We all know that most rider always say that they will tip but never do so to get good rating. I have an idea on how to people like that. If you ever heard one person say they'll tip you, I recommended giving them 1 star rating and put attitude and other. No one wants to know if you tip or not.


----------



## mikes424 (May 22, 2016)

One thing I started to do when I get the dreaded "I'll tip you in the app" is this. When the rider is still the car I close out the ride and say I closed out the ride, you can add the tip now.

Moderate, not great, success but more than before.


----------



## steveK2016 (Jul 31, 2016)

Most people that tell me they'll tip actually have tipped. Ive also gotten tips 2 days later. Most of my pax are late night drunks so they tend to forget until they sober up.


----------



## Transeau (Sep 8, 2018)

I got an Airport pickup yesterday. Older couple in this late 60's, 6 bags total.
I loaded and unloaded all the bags, They helped themselves to water and candy.
Said they were going to tip. All they did was leave a "Thank you for your help" comment.

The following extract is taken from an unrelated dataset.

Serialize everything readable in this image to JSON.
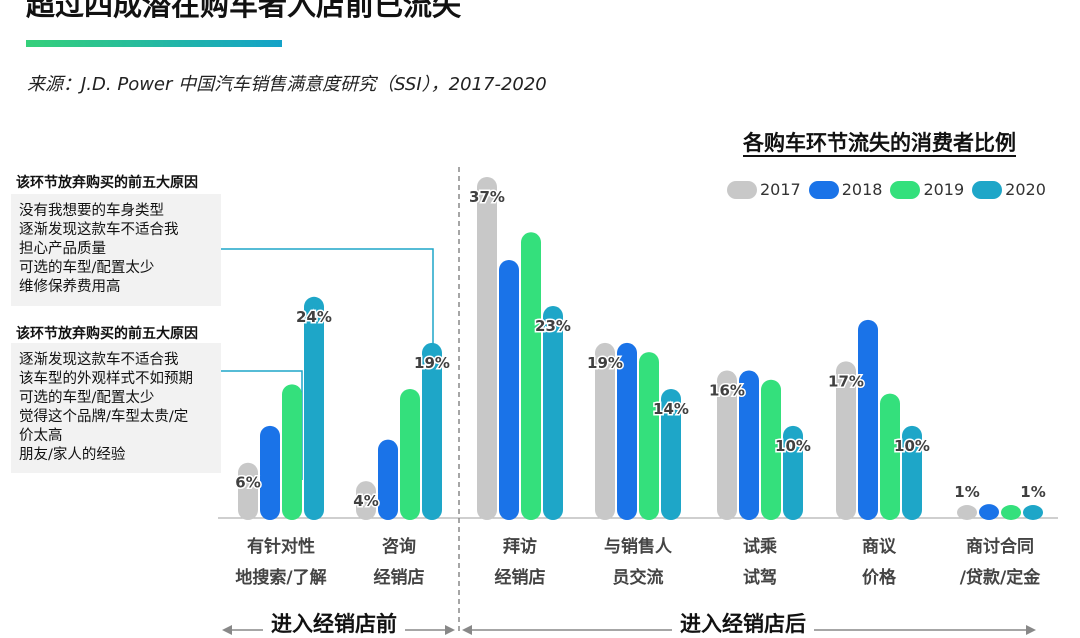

I wonder what would happen if I put a sign that said "Water and Candy for tippers only"


----------



## MHR (Jul 23, 2017)

I also let them know that they will receive an email receipt and it will give them the opportunity to rate me as well as tip me.

Many times I can hear an email notification on their phone when I close the ride so I usually say, "and there it is".


----------